We had decided to move to Victoria!
We left at relatively short notice. We had decided that I was to start studying at the Reformed Theological College in Geelong. Starting mid-year in 1990. My employer, the Commonwealth Employment Service (CES) had agreed to transfer me to the Geelong office, from the Bunbury office. But I had to start in a week! I pleaded with the manager at Bunbury to extend that to a fortnight. They did. Just.
We had already organised all our furniture and other stuff to go to Geelong in a removalist truck. We had our gear together in our VW Kombi – an older 1970s model with an air-cooled 4 cylinder ‘boxer’ engine in the back. It had a pop top camper roof, which we didn’t use. The car had been reverted to an eight-seater van. Plus, we had bolted a safety seat between the two front seats for our then youngest daughter, A. There was comfortable space for all or our seven kids.
But the car was full of luggage, so there was not a lot of space to spare. It was going to be a long drive, from Bunbury in southwest Western Australia, to Geelong, near Melbourne, in Victoria. A distance of some 3 300 kilometres. In just three days!
The day we left friends of ours gave us some nice surprises. Judi de R prepared a huge batch of sandwiches. Really nice sandwiches, with enough to last us for several days. Hugo, Judi’s husband, gave our eldest son, Ch, a skateboard. It was well used at every opportunity on the trip!
We had been given a really great send-off by our church family on the previous Sunday. Lots of love and encouragement and gifts and prayers from really dear people.
So there we were. Seven kids, and Dad and Mum in an old Volkswagen Kombi. Across the Nullarbor. That was a memorable trip! After we left Bunbury, we had intended to keep driving right through the night. We had a distance of about two and a half thousand kilometres to cover before we got to our first booked in place of rest in Clare, South Australia. Two and a half thousand kilometres in two days!

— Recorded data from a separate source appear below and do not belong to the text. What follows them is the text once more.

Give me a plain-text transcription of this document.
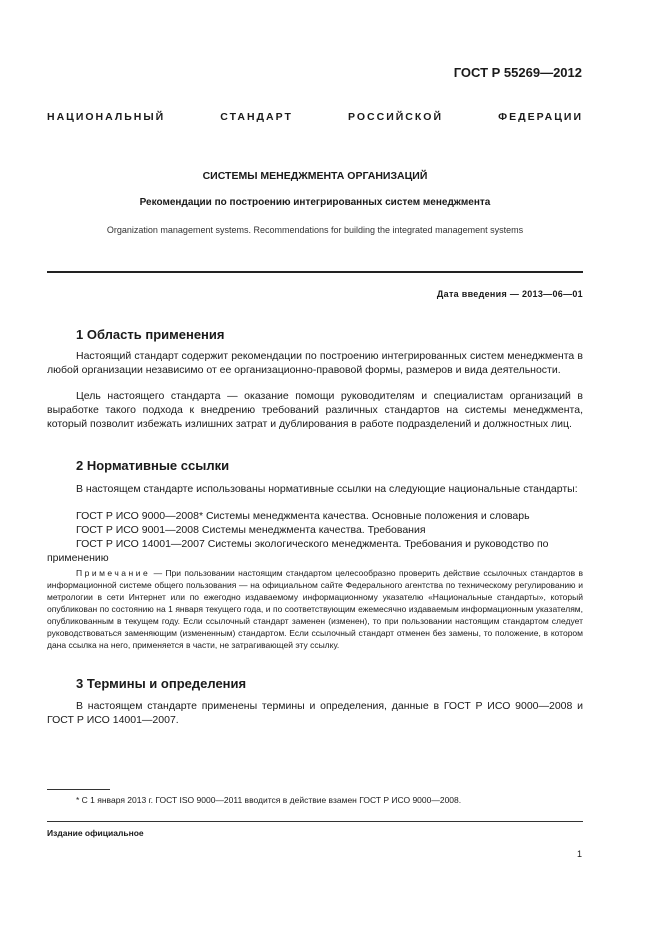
ГОСТ Р 55269—2012
НАЦИОНАЛЬНЫЙ СТАНДАРТ РОССИЙСКОЙ ФЕДЕРАЦИИ
СИСТЕМЫ МЕНЕДЖМЕНТА ОРГАНИЗАЦИЙ
Рекомендации по построению интегрированных систем менеджмента
Organization management systems. Recommendations for building the integrated management systems
Дата введения — 2013—06—01
1 Область применения
Настоящий стандарт содержит рекомендации по построению интегрированных систем менеджмента в любой организации независимо от ее организационно-правовой формы, размеров и вида деятельности.
Цель настоящего стандарта — оказание помощи руководителям и специалистам организаций в выработке такого подхода к внедрению требований различных стандартов на системы менеджмента, который позволит избежать излишних затрат и дублирования в работе подразделений и должностных лиц.
2 Нормативные ссылки
В настоящем стандарте использованы нормативные ссылки на следующие национальные стандарты:
ГОСТ Р ИСО 9000—2008* Системы менеджмента качества. Основные положения и словарь
ГОСТ Р ИСО 9001—2008 Системы менеджмента качества. Требования
ГОСТ Р ИСО 14001—2007 Системы экологического менеджмента. Требования и руководство по применению
Примечание — При пользовании настоящим стандартом целесообразно проверить действие ссылочных стандартов в информационной системе общего пользования — на официальном сайте Федерального агентства по техническому регулированию и метрологии в сети Интернет или по ежегодно издаваемому информационному указателю «Национальные стандарты», который опубликован по состоянию на 1 января текущего года, и по соответствующим ежемесячно издаваемым информационным указателям, опубликованным в текущем году. Если ссылочный стандарт заменен (изменен), то при пользовании настоящим стандартом следует руководствоваться заменяющим (измененным) стандартом. Если ссылочный стандарт отменен без замены, то положение, в котором дана ссылка на него, применяется в части, не затрагивающей эту ссылку.
3 Термины и определения
В настоящем стандарте применены термины и определения, данные в ГОСТ Р ИСО 9000—2008 и ГОСТ Р ИСО 14001—2007.
* С 1 января 2013 г. ГОСТ ISO 9000—2011 вводится в действие взамен ГОСТ Р ИСО 9000—2008.
Издание официальное
1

Lots of stops. Stops to fuel up. Stops to eat. Stops to give the kids a chance to get out of the car and run. And use the skateboard! In between we just kept on driving. About one-thirty in the morning I just had to stop for a rest and a sleep. An empty truck bay alongside the Eyre Highway was a good spot. The kids were already asleep. The driver’s seat of an older Kombi is not the most comfortable bed, but I managed to rest and even sleep for a short while. After that I got out and went for a walk around to wake up properly.
Our first major stop was a cabin in a caravan park in Clare, South Australia, in the middle of a great wine region. We were at the end of a long, tiring drive. It was about eight o’clock in the evening. Our youngest, A, just one year old, in the safety seat between us, was crying. Persistently. It was raining. It was the middle of winter! Almost in desperation I prayed out loud that God would let A go to sleep. She did. We were so thankful!
The road wound ever on. Nearly nine o’clock. Here is Clare, at last. Still raining. Where’s that caravan park? Trudi was giving directions from the map. She’s good at it. Into the caravan park. Met by a man who pointed us to the cabin. He went ahead and opened it up. And lit the wood fire that he had prepared! That was service!
We all got out of the car and grabbed our gear that we needed for the night. E, our then six-year-old daughter, dropped her pillow and blankets right into a puddle! We sorted that out pretty quick and thankfully sat down around a pleasantly blazing log fire. It was still raining outside!
It didn’t take long to tuck the kids into bed, and then, after a short while, to tuck ourselves into bed. We slept in the next morning. We didn’t get on the road until eight o’clock!
The next, and last lap of the trip was from Clare to Geelong. Only about 800 kilometres. We got there at about eleven o’clock that night. Pretty tired, but we were there! We had friends in Geelong who had made an empty caravan in their backyard available for Trudi and myself to sleep in. The kids slept in the house.
After a week or so we obtained a rental home in the Geelong suburb of Belmont. We started to move all the stuff we had with us in the Kombi into the house, and as we were doing so we heard the sound of a truck approaching. It sounded funny. It certainly wasn’t running properly! We saw pretty quickly that it was the removal truck with our furniture in it. Sure enough, it backed into our driveway and the guys unloaded our furniture.
What was with the truck and the noise? Well a couple of days before, on the Nullarbor, the truck had blown the engine. The piston in number six cylinder had blown a hole in the top. What to do, stuck in the middle of nowhere? They decided to disconnect the fuel supply to number six cylinder, and keep on driving, hoping they could get to Geelong, and then to Melbourne, to offload their cargoes. They succeeded!
They had organised another motor, and a place to get it installed, at a business in Melbourne. They then loaded the cargoes they had to take back to Perth and drove back to Perth. I like the persistence, and the solving of problems, that these guys had. Well done!